As promised, the Brunch with Bear team is warming up your winter, one bowl of ramen at a time! This time around, we bring you to Ajisen Ramen, an international group of ramen houses. Following a little excursion relating to the Empire State Building back in the fall, a friend and I agreed to go to dinner and we walked past Ajisen Ramen, enticed by the idea of warm soup noodles.
Ajisen, according to their website, was established in 1968 in Japan, and has since branched out around the world to many countries, including China and the United States. Their distinct logo of a little girl holding a bowl of ramen is visible across the country, from my homeland of Southern California to their location in Midtown Manhattan.
This particular branch is located in the middle of the flower markets on 28th Street between 6th and 7th Avenues. The shop is a short walk away from the 28th Street stops on the 1, 6, N, and R trains, and near the local attractions of Herald Square and the Flatiron Building. Easy to stop in and grab a cheap, warm bite!
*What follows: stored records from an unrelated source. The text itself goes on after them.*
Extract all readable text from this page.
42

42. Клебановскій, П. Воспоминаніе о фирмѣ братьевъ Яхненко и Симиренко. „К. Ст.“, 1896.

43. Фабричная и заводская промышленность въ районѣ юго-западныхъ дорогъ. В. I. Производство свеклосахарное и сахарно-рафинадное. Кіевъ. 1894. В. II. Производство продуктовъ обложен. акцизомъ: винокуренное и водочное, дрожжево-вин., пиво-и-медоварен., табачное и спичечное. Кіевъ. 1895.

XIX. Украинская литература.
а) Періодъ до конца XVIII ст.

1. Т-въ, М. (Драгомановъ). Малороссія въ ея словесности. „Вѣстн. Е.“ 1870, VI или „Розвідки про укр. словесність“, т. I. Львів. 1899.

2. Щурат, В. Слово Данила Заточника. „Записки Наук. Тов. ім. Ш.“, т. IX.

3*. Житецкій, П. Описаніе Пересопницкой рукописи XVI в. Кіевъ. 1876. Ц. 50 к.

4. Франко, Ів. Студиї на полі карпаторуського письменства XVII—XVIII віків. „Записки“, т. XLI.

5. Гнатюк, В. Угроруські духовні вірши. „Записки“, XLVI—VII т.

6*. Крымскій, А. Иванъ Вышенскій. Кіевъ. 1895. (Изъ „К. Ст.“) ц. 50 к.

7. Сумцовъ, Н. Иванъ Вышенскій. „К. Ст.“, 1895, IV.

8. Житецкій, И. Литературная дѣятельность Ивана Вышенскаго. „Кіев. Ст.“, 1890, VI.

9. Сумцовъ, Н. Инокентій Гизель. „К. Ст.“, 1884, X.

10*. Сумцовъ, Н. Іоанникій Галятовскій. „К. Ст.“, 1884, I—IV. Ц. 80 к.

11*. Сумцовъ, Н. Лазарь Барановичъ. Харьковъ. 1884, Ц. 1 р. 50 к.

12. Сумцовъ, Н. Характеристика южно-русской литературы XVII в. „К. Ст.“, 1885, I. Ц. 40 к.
Unless you’ve seen it elsewhere before, Ajisen doesn’t look like an international chain at first sight. The little plastic sushi plates in the window and worn furniture suggest more of a neighborhood feel, like A-12, rather than the expected cut-and-paste look of a franchise. The table was set with chopsticks and a little trio of chili oil, furikake (the special seaweed salt seasoning), and soy sauce, suggesting that the restaurant anticipated customers familiar with eating ramen.
Our waitress was friendly and brought our water out very quickly. The best part was that the menu clearly stated, “Please notify us of any food allergies.” I ordered the original Ajisen ramen, which had a very basic pork-bone broth with classic toppings of roast pork, egg, seaweed, bean sprouts, and scallion. For those uninitiated, this bowl of ramen is probably the most typical set of ingredients, and a great introduction to ramen!
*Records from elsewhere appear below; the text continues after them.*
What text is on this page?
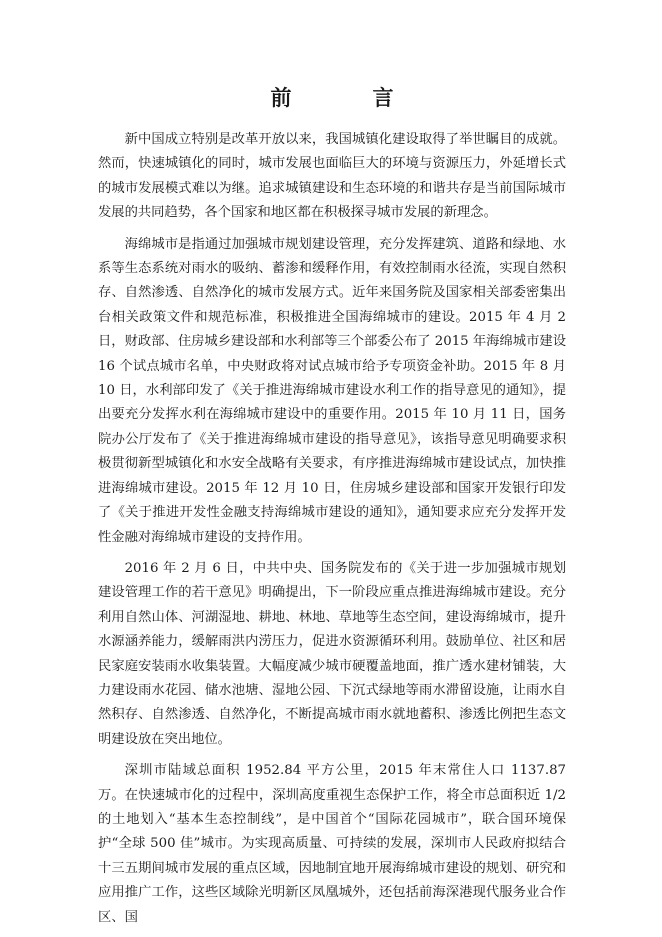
前　言

新中国成立特别是改革开放以来，我国城镇化建设取得了举世瞩目的成就。然而，快速城镇化的同时，城市发展也面临巨大的环境与资源压力，外延增长式的城市发展模式难以为继。追求城镇建设和生态环境的和谐共存是当前国际城市发展的共同趋势，各个国家和地区都在积极探寻城市发展的新理念。

海绵城市是指通过加强城市规划建设管理，充分发挥建筑、道路和绿地、水系等生态系统对雨水的吸纳、蓄渗和缓释作用，有效控制雨水径流，实现自然积存、自然渗透、自然净化的城市发展方式。近年来国务院及国家相关部委密集出台相关政策文件和规范标准，积极推进全国海绵城市的建设。2015 年 4 月 2 日，财政部、住房城乡建设部和水利部等三个部委公布了 2015 年海绵城市建设 16 个试点城市名单，中央财政将对试点城市给予专项资金补助。2015 年 8 月 10 日，水利部印发了《关于推进海绵城市建设水利工作的指导意见的通知》，提出要充分发挥水利在海绵城市建设中的重要作用。2015 年 10 月 11 日，国务院办公厅发布了《关于推进海绵城市建设的指导意见》，该指导意见明确要求积极贯彻新型城镇化和水安全战略有关要求，有序推进海绵城市建设试点，加快推进海绵城市建设。2015 年 12 月 10 日，住房城乡建设部和国家开发银行印发了《关于推进开发性金融支持海绵城市建设的通知》，通知要求应充分发挥开发性金融对海绵城市建设的支持作用。

2016 年 2 月 6 日，中共中央、国务院发布的《关于进一步加强城市规划建设管理工作的若干意见》明确提出，下一阶段应重点推进海绵城市建设。充分利用自然山体、河湖湿地、耕地、林地、草地等生态空间，建设海绵城市，提升水源涵养能力，缓解雨洪内涝压力，促进水资源循环利用。鼓励单位、社区和居民家庭安装雨水收集装置。大幅度减少城市硬覆盖地面，推广透水建材铺装，大力建设雨水花园、储水池塘、湿地公园、下沉式绿地等雨水滞留设施，让雨水自然积存、自然渗透、自然净化，不断提高城市雨水就地蓄积、渗透比例把生态文明建设放在突出地位。

深圳市陆域总面积 1952.84 平方公里，2015 年末常住人口 1137.87 万。在快速城市化的过程中，深圳高度重视生态保护工作，将全市总面积近 1/2 的土地划入“基本生态控制线”，是中国首个“国际花园城市”，联合国环境保护“全球 500 佳”城市。为实现高质量、可持续的发展，深圳市人民政府拟结合十三五期间城市发展的重点区域，因地制宜地开展海绵城市建设的规划、研究和应用推广工作，这些区域除光明新区凤凰城外，还包括前海深港现代服务业合作区、国
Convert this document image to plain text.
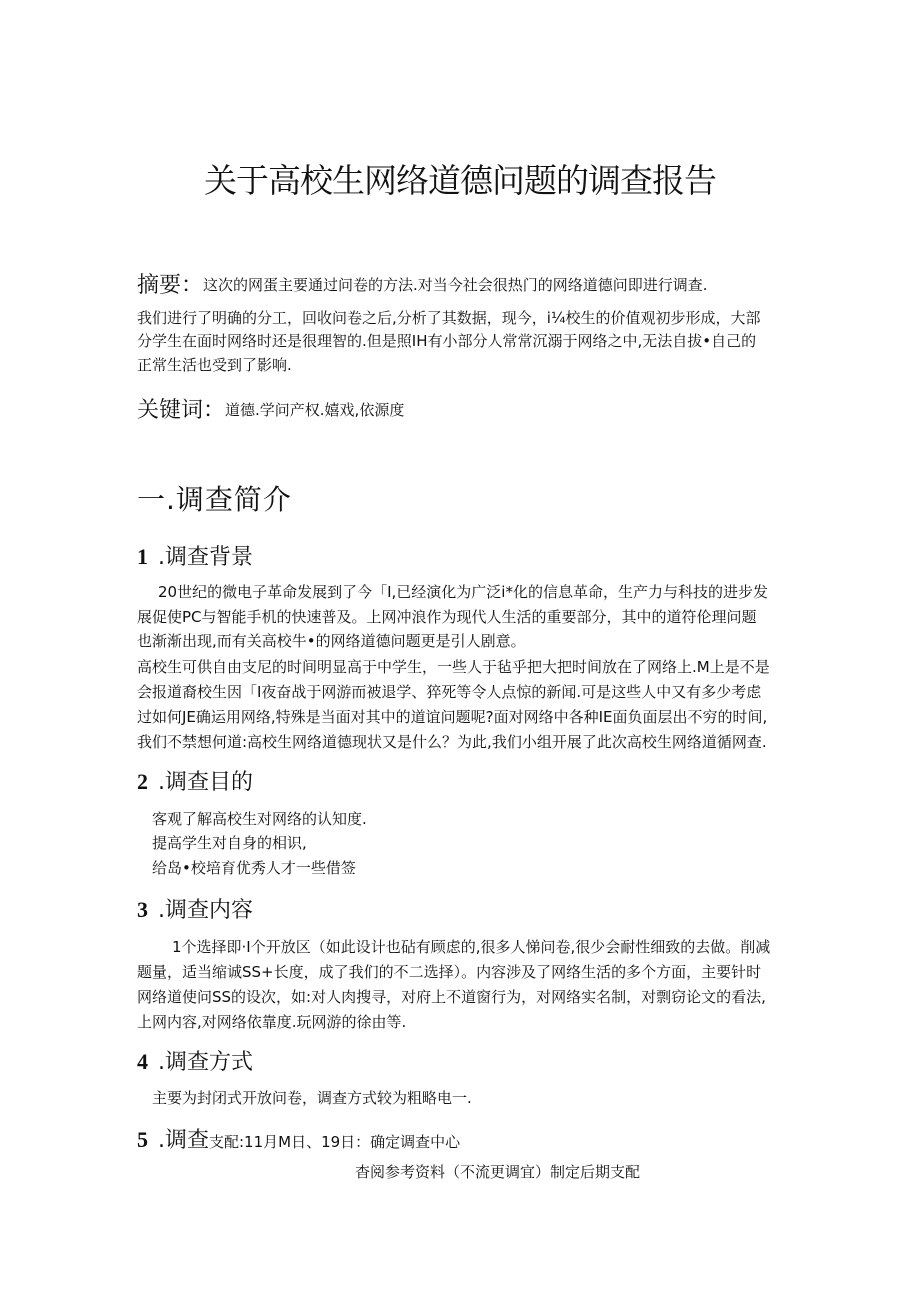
关于高校生网络道德问题的调查报告
摘要：这次的网蛋主要通过问卷的方法.对当今社会很热门的网络道德问即进行调查.
我们进行了明确的分工，回收问卷之后,分析了其数据，现今，i¼校生的价值观初步形成，大部
分学生在面时网络时还是很理智的.但是照IH有小部分人常常沉溺于网络之中,无法自拔•自己的
正常生活也受到了影响.
关键词：道德.学问产权.嬉戏,依源度
一.调查简介
1 .调查背景
20世纪的微电子革命发展到了今「I,已经演化为广泛i*化的信息革命，生产力与科技的进步发
展促使PC与智能手机的快速普及。上网冲浪作为现代人生活的重要部分，其中的道符伦理问题
也渐渐出现,而有关高校牛•的网络道德问题更是引人剧意。
高校生可供自由支尼的时间明显高于中学生，一些人于毡乎把大把时间放在了网络上.M上是不是
会报道裔校生因「I夜奋战于网游而被退学、猝死等令人点惊的新闻.可是这些人中又有多少考虑
过如何JE确运用网络,特殊是当面对其中的道谊问题呢?面对网络中各种IE面负面层出不穷的时间,
我们不禁想何道:高校生网络道德现状又是什么？为此,我们小组开展了此次高校生网络道循网查.
2 .调查目的
客观了解高校生对网络的认知度.
提高学生对自身的相识,
给岛•校培育优秀人才一些借签
3 .调查内容
1个选择即·I个开放区（如此设计也砧有顾虑的,很多人悌问卷,很少会耐性细致的去做。削减
题量，适当缩诚SS+长度，成了我们的不二选择）。内容涉及了网络生活的多个方面，主要针时
网络道使问SS的设次，如:对人肉搜寻，对府上不道窗行为，对网络实名制，对剽窃论文的看法,
上网内容,对网络依靠度.玩网游的徐由等.
4 .调查方式
主要为封闭式开放问卷，调查方式较为粗略电一.
5 .调查支配:11月M日、19日：确定调查中心
杳阅参考资料（不流更调宜）制定后期支配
The broth was creamy but the waitress assured me that there was absolutely no dairy in the ramen, just a creamy look due to the rich pork bone origins of the broth. While I generally prefer the clear shoyu style of ramen, this pork broth was very flavorful and salty, and gave the ramen a fuller flavor. It was greasy but in a comforting, I’m-finally-getting-to-eat-this-enormous-taco way. I also love the addition of the soft-boiled egg and the seaweed—even though they are common ingredients in ramen, they seemed to go well with the greasy pork soup.
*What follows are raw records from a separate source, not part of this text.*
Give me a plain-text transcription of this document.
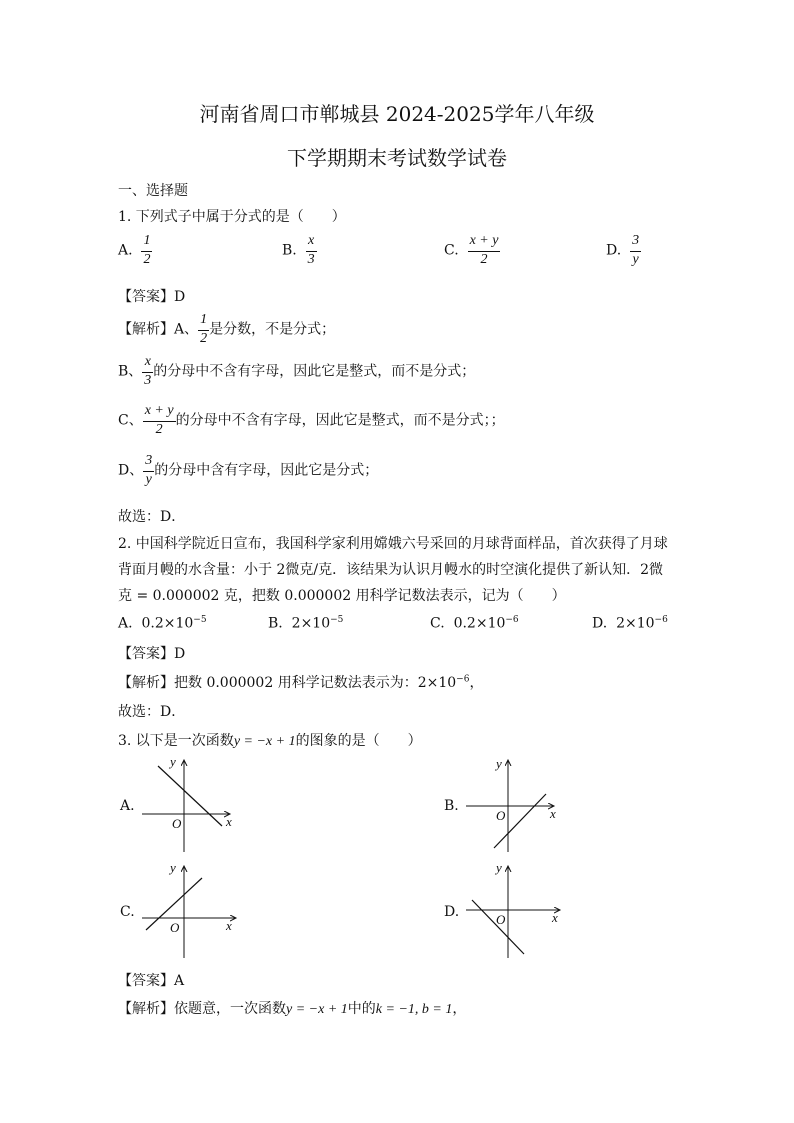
河南省周口市郸城县 2024-2025学年八年级
下学期期末考试数学试卷
一、选择题
1. 下列式子中属于分式的是（　　）
A. $\frac{1}{2}$	B. $\frac{x}{3}$	C. $\frac{x + y}{2}$	D. $\frac{3}{y}$
【答案】D
【解析】A、 $\frac{1}{2}$ 是分数，不是分式；
B、 $\frac{x}{3}$ 的分母中不含有字母，因此它是整式，而不是分式；
C、 $\frac{x + y}{2}$ 的分母中不含有字母，因此它是整式，而不是分式；；
D、 $\frac{3}{y}$ 的分母中含有字母，因此它是分式；
故选：D．
2. 中国科学院近日宣布，我国科学家利用嫦娥六号采回的月球背面样品，首次获得了月球
背面月幔的水含量：小于 2微克/克．该结果为认识月幔水的时空演化提供了新认知．2微
克 = 0.000002 克，把数 0.000002 用科学记数法表示，记为（　　）
A. $0.2\times 10^{-5}$	B. $2\times 10^{-5}$	C. $0.2\times 10^{-6}$	D. $2\times 10^{-6}$
【答案】D
【解析】把数 0.000002 用科学记数法表示为：$2\times 10^{-6}$，
故选：D．
3. 以下是一次函数y = −x + 1的图象的是（　　）
A.
O	x
y
B.
O	x
y
C.
O	x
y
D.	O	x
y
【答案】A
【解析】依题意，一次函数y = −x + 1中的k = −1, b = 1，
Ajisen was similarly priced to other ramen adventures but very well-priced for Midtown eateries, where even a drink at Starbucks could cost you your favorite beret. As I’ve mentioned before, ramen is a comfort food to me, and one that is best shared with friends. I enjoyed sharing a meal at Ajisen and look forward to perhaps seeing a few of its other international locations in the not-too-distant future!